La Giunta svende la nostra acqua

Le nuove regole del piccolo e grande idroelettrico vanno perfino al di là di quello che ci chiede l'Europa

La partita dell’acqua continua ad essere turbolenta. Sia per la questione delle grandi concessioni idroelettriche, sia per quelle che la normativa nazionale considera “piccole”, ovvero sotto i 3.000 kilowatt di potenza e che da noi sono per due terzi in mano ai Comuni. Cominciamo dalle piccole.

Lunedì scorso la terza commissione del Consiglio provinciale ha dato l’ok al disegno di legge proposto dall’assessore Mario Tonina che porterà tutti questi piccoli impianti a dover passare per le tagliole di una gara quando dovranno essere rinnovate le concessioni. Col rischio che gli introiti con cui i Comuni risolvono vari problemi di bilancio, finiscano nelle tasche di un privato.

La proposta fin dall’inizio aveva fatto insorgere i Comuni e storcere il naso a tutti gli altri.

Nel valzer di audizioni che si sono succedute da un mese a questa parte, i pareri contrari erano stati di gran lunga prevalenti.
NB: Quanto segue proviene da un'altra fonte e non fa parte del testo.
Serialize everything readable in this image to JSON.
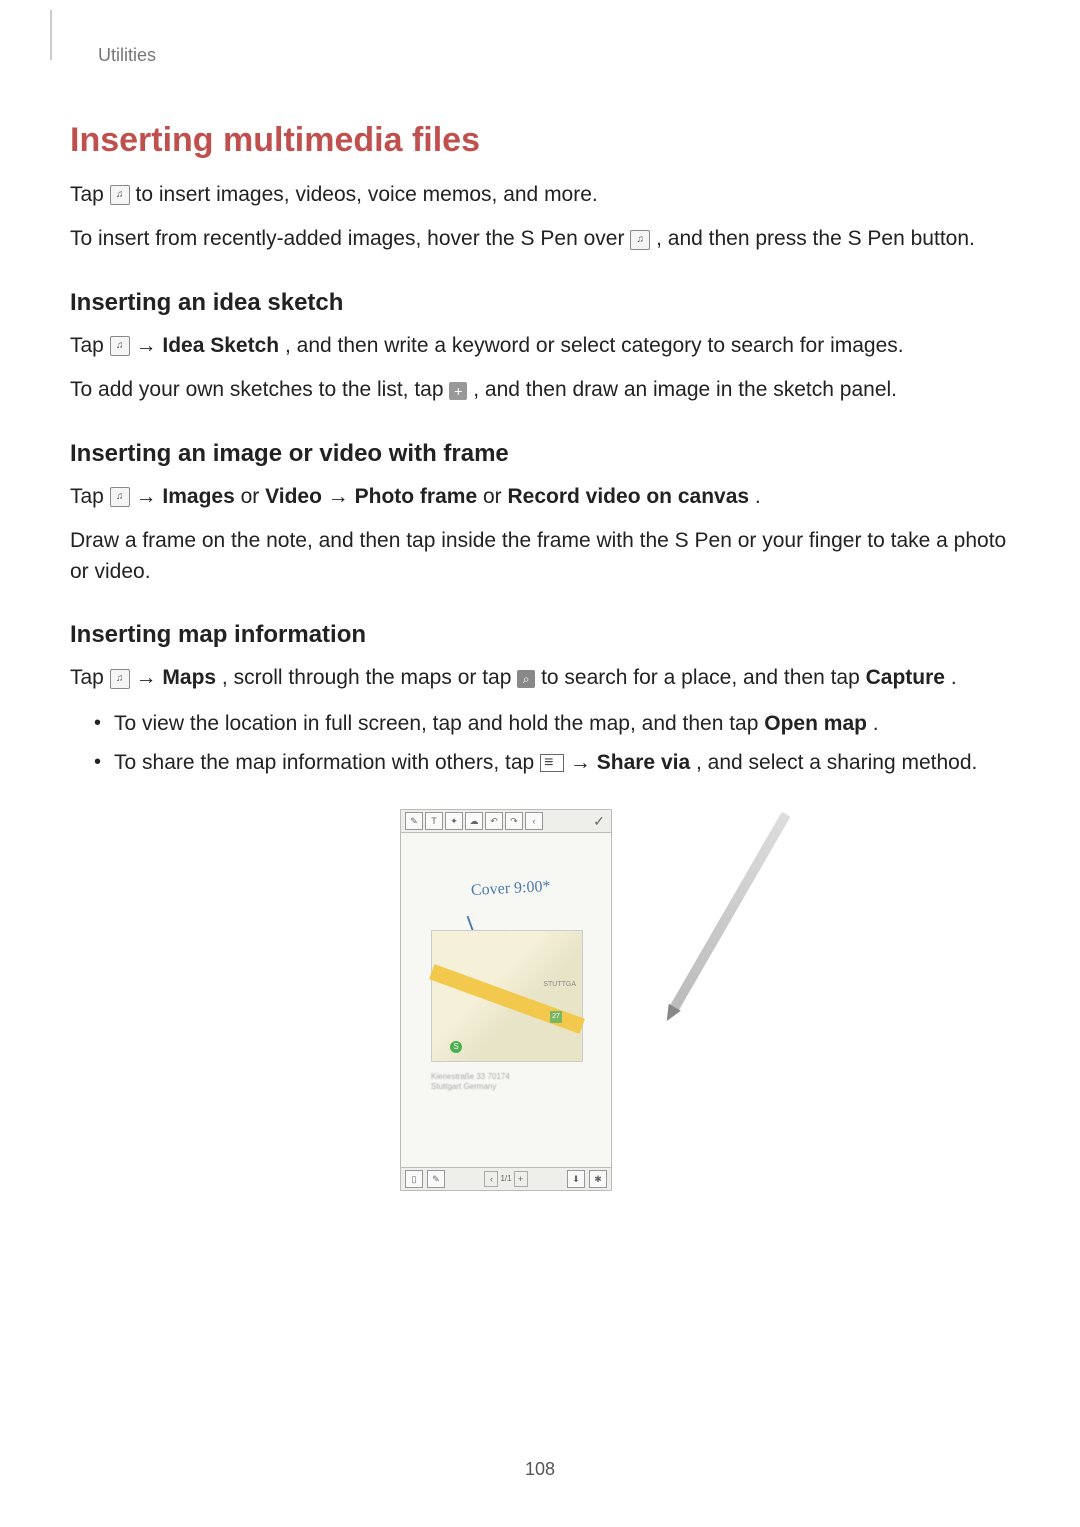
{
  "header": {
    "section": "Utilities"
  },
  "title": "Inserting multimedia files",
  "p1a": "Tap ",
  "p1b": " to insert images, videos, voice memos, and more.",
  "p2a": "To insert from recently-added images, hover the S Pen over ",
  "p2b": ", and then press the S Pen button.",
  "sec1": {
    "title": "Inserting an idea sketch",
    "p1a": "Tap ",
    "p1b": " → ",
    "p1c": "Idea Sketch",
    "p1d": ", and then write a keyword or select category to search for images.",
    "p2a": "To add your own sketches to the list, tap ",
    "p2b": ", and then draw an image in the sketch panel."
  },
  "sec2": {
    "title": "Inserting an image or video with frame",
    "p1a": "Tap ",
    "p1b": " → ",
    "p1c": "Images",
    "p1d": " or ",
    "p1e": "Video",
    "p1f": " → ",
    "p1g": "Photo frame",
    "p1h": " or ",
    "p1i": "Record video on canvas",
    "p1j": ".",
    "p2": "Draw a frame on the note, and then tap inside the frame with the S Pen or your finger to take a photo or video."
  },
  "sec3": {
    "title": "Inserting map information",
    "p1a": "Tap ",
    "p1b": " → ",
    "p1c": "Maps",
    "p1d": ", scroll through the maps or tap ",
    "p1e": " to search for a place, and then tap ",
    "p1f": "Capture",
    "p1g": ".",
    "b1a": "To view the location in full screen, tap and hold the map, and then tap ",
    "b1b": "Open map",
    "b1c": ".",
    "b2a": "To share the map information with others, tap ",
    "b2b": " → ",
    "b2c": "Share via",
    "b2d": ", and select a sharing method."
  },
  "figure": {
    "handwriting": "Cover 9:00*",
    "map_label": "STUTTGA",
    "marker": "27",
    "station": "S",
    "caption1": "Kienestraße 33 70174",
    "caption2": "Stuttgart Germany",
    "pager": "1/1",
    "toolbar": {
      "t1": "✎",
      "t2": "T",
      "t3": "✦",
      "t4": "☁",
      "t5": "↶",
      "t6": "↷",
      "t7": "‹",
      "check": "✓"
    },
    "bottom": {
      "b1": "▯",
      "b2": "✎",
      "prev": "‹",
      "next": "+",
      "b3": "⬇",
      "b4": "✱"
    }
  },
  "page_number": "108"
}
Con posizioni che andavano da “abbastanza contrari” degli imprenditori a “totalmente contrari” dei Bacini Imbriferi Montani.
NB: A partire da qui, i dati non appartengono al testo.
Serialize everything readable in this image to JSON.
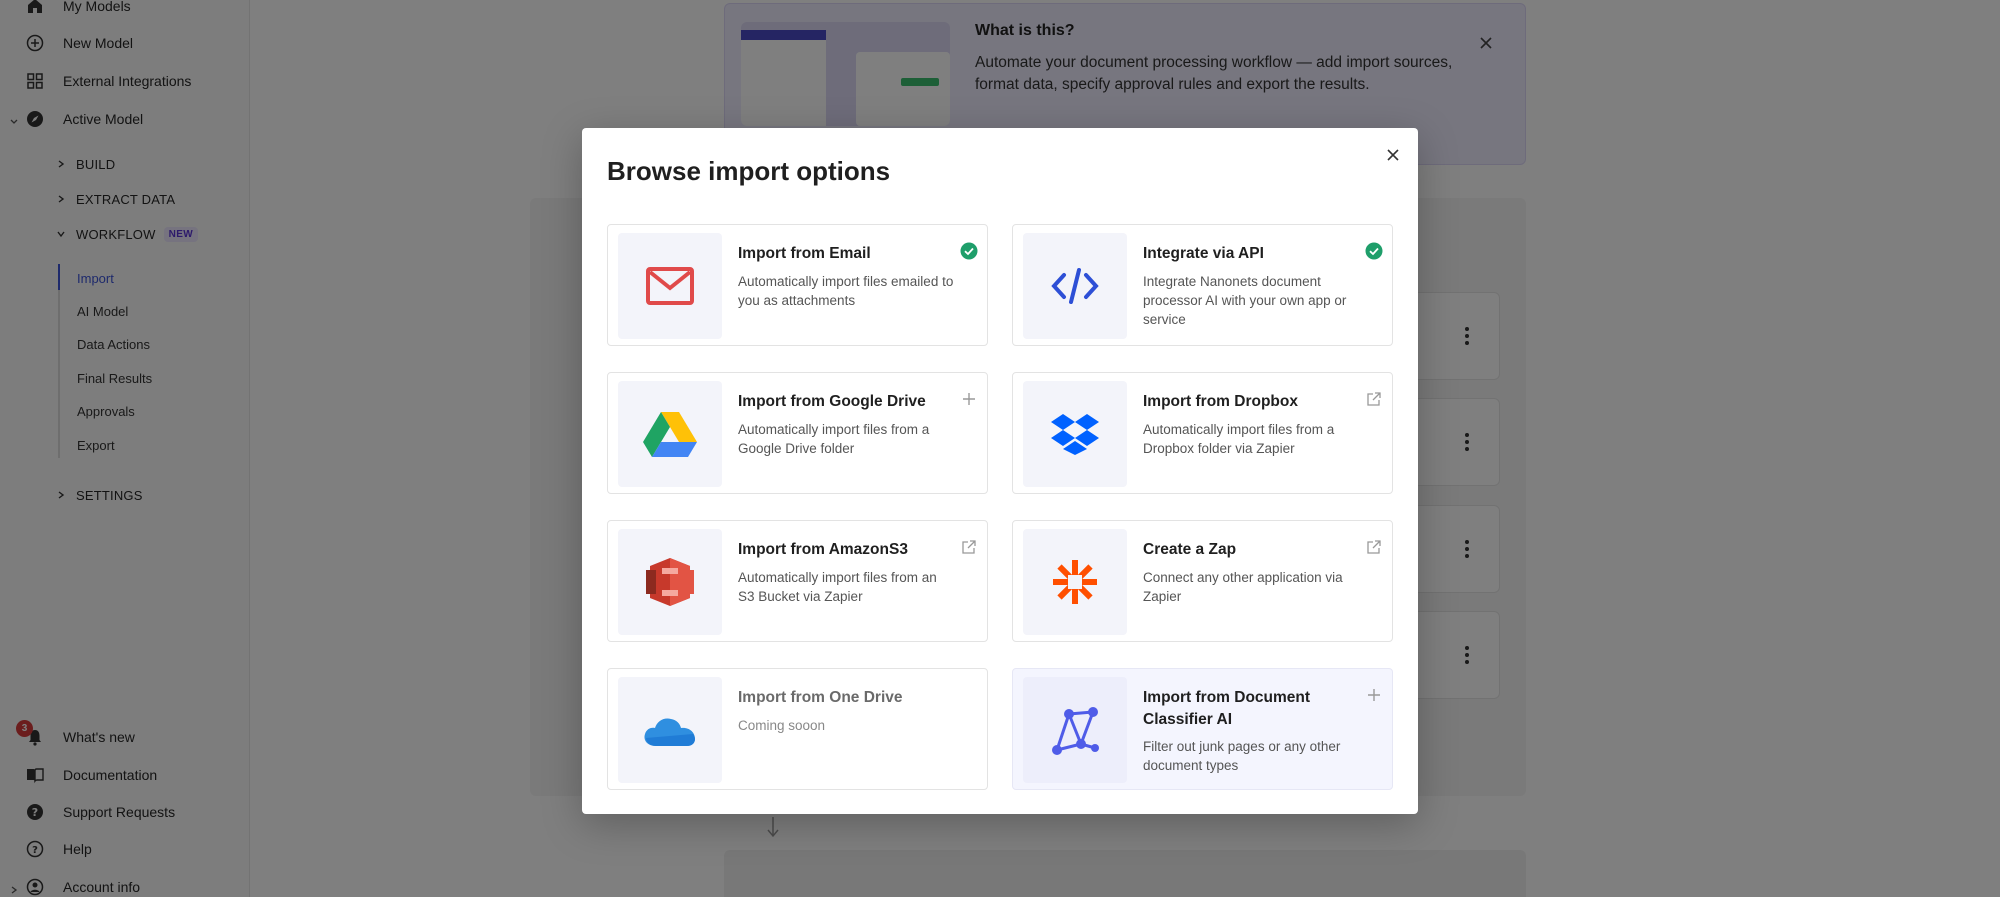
{
  "sidebar": {
    "top_items": [
      {
        "label": "My Models",
        "icon": "home-icon"
      },
      {
        "label": "New Model",
        "icon": "plus-circle-icon"
      },
      {
        "label": "External Integrations",
        "icon": "grid-icon"
      },
      {
        "label": "Active Model",
        "icon": "compass-icon"
      }
    ],
    "sections": {
      "build": "BUILD",
      "extract": "EXTRACT DATA",
      "workflow": "WORKFLOW",
      "workflow_badge": "NEW",
      "settings": "SETTINGS"
    },
    "workflow_items": [
      "Import",
      "AI Model",
      "Data Actions",
      "Final Results",
      "Approvals",
      "Export"
    ],
    "bottom_items": [
      {
        "label": "What's new",
        "icon": "bell-icon"
      },
      {
        "label": "Documentation",
        "icon": "book-icon"
      },
      {
        "label": "Support Requests",
        "icon": "question-circle-icon"
      },
      {
        "label": "Help",
        "icon": "help-icon"
      },
      {
        "label": "Account info",
        "icon": "user-icon"
      }
    ],
    "notification_count": "3"
  },
  "info_card": {
    "title": "What is this?",
    "text": "Automate your document processing workflow — add import sources, format data, specify approval rules and export the results."
  },
  "modal": {
    "title": "Browse import options",
    "options": [
      {
        "title": "Import from Email",
        "desc": "Automatically import files emailed to you as attachments",
        "status": "check"
      },
      {
        "title": "Integrate via API",
        "desc": "Integrate Nanonets document processor AI with your own app or service",
        "status": "check"
      },
      {
        "title": "Import from Google Drive",
        "desc": "Automatically import files from a Google Drive folder",
        "status": "add"
      },
      {
        "title": "Import from Dropbox",
        "desc": "Automatically import files from a Dropbox folder via Zapier",
        "status": "external"
      },
      {
        "title": "Import from AmazonS3",
        "desc": "Automatically import files from an S3 Bucket via Zapier",
        "status": "external"
      },
      {
        "title": "Create a Zap",
        "desc": "Connect any other application via Zapier",
        "status": "external"
      },
      {
        "title": "Import from One Drive",
        "desc": "Coming sooon",
        "status": "none"
      },
      {
        "title": "Import from Document Classifier AI",
        "desc": "Filter out junk pages or any other document types",
        "status": "add"
      }
    ]
  },
  "colors": {
    "accent": "#3d54d9",
    "check": "#1e9e6a",
    "gmail_red": "#e04a4a",
    "zapier": "#ff4f00"
  }
}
In mezzo, una serie di sfumature e di tentativi di salvare il salvabile, oltre al continuo refrain del “saremmo i primi in Europa” e “l’Europa non ci obbliga”.

Tonina è rimasto sulle sue posizioni, sostenendo che non era possibile evitare la modifica del settore perché così dicono gli uffici legislativi provinciali. Resta il fatto che saremo i primi in Europa. E che tutti gli altri paesi non ci pensano neanche a mettersi questo cappio al collo.
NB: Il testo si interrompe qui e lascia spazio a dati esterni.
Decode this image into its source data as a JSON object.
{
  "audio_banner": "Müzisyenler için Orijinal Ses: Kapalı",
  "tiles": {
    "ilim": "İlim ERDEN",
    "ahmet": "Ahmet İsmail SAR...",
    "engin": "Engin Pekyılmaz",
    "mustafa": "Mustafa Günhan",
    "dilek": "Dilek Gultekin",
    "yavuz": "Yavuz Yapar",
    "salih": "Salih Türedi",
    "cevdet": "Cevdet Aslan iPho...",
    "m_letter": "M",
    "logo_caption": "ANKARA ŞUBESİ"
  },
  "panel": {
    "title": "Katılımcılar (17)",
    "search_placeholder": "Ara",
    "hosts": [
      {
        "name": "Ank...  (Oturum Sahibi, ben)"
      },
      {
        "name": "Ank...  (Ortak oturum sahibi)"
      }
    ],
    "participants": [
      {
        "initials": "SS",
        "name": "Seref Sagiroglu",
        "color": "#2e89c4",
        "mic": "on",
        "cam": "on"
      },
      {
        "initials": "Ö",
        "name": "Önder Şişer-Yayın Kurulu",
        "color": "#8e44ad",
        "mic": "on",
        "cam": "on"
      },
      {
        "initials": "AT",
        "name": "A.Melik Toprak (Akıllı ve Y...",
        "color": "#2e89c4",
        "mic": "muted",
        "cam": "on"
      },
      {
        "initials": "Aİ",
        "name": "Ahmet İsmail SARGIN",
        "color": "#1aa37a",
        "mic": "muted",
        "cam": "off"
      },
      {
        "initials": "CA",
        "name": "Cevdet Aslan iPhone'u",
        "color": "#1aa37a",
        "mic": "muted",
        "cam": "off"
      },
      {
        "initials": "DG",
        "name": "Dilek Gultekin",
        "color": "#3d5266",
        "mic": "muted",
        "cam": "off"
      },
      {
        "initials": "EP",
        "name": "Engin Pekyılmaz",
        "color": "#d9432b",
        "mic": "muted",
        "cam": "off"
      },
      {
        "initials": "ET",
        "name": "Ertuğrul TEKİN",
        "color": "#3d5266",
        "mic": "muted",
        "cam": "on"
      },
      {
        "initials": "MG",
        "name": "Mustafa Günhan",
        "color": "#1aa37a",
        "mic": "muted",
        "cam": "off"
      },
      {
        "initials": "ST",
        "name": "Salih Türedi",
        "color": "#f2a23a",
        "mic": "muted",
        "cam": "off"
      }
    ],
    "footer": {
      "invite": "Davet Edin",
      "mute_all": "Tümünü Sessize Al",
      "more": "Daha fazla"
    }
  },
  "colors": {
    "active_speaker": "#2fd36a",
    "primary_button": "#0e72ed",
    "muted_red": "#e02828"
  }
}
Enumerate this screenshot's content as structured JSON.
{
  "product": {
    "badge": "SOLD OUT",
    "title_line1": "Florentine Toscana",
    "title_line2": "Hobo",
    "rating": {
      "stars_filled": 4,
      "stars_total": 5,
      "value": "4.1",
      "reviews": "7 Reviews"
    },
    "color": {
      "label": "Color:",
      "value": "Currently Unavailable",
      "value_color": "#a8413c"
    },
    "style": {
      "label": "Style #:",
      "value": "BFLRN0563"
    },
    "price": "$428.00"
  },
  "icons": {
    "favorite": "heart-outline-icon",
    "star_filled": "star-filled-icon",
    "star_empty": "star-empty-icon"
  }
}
Anche se molte delle limature proposte da varie parti verranno verosimilmente accolte quando la legge arriverà nell’aula del Consiglio e quindi, ad esempio, molte centraline dei Comuni verranno “salvate”, o perché la richiesta di rinnovo era già in corso, o perché hanno fatto investimenti negli ultimi anni. E in ogni caso molto probabilmente tutto il canone di concessione verrà comunque devoluto ai Comuni. Mentre la proposta originale dava loro solo il 50 per cento dello stesso canone. Solo limitazione del danno, comunque, perché un canone non copre ovviamente tutto l’introito che i Comuni ricavano dalla produzione idroelettrica.

La battaglia, a quel punto potrebbe spostarsi sulle definizioni. Infatti questa nuova regolamentazione vale per quelle che sono state definite dalla legge Tonina “medie” concessioni idroelettriche, ovvero quelle che stanno tra una potenza di 220 kilowatt e 3.000 kilowatt (oltre questa soglia siamo nel campo delle grandi concessioni). Sotto i 220 kilowatt invece si tratta di impianti davvero piccoli e spesso per autoconsumo che ovviamente non interessano al “mercato”.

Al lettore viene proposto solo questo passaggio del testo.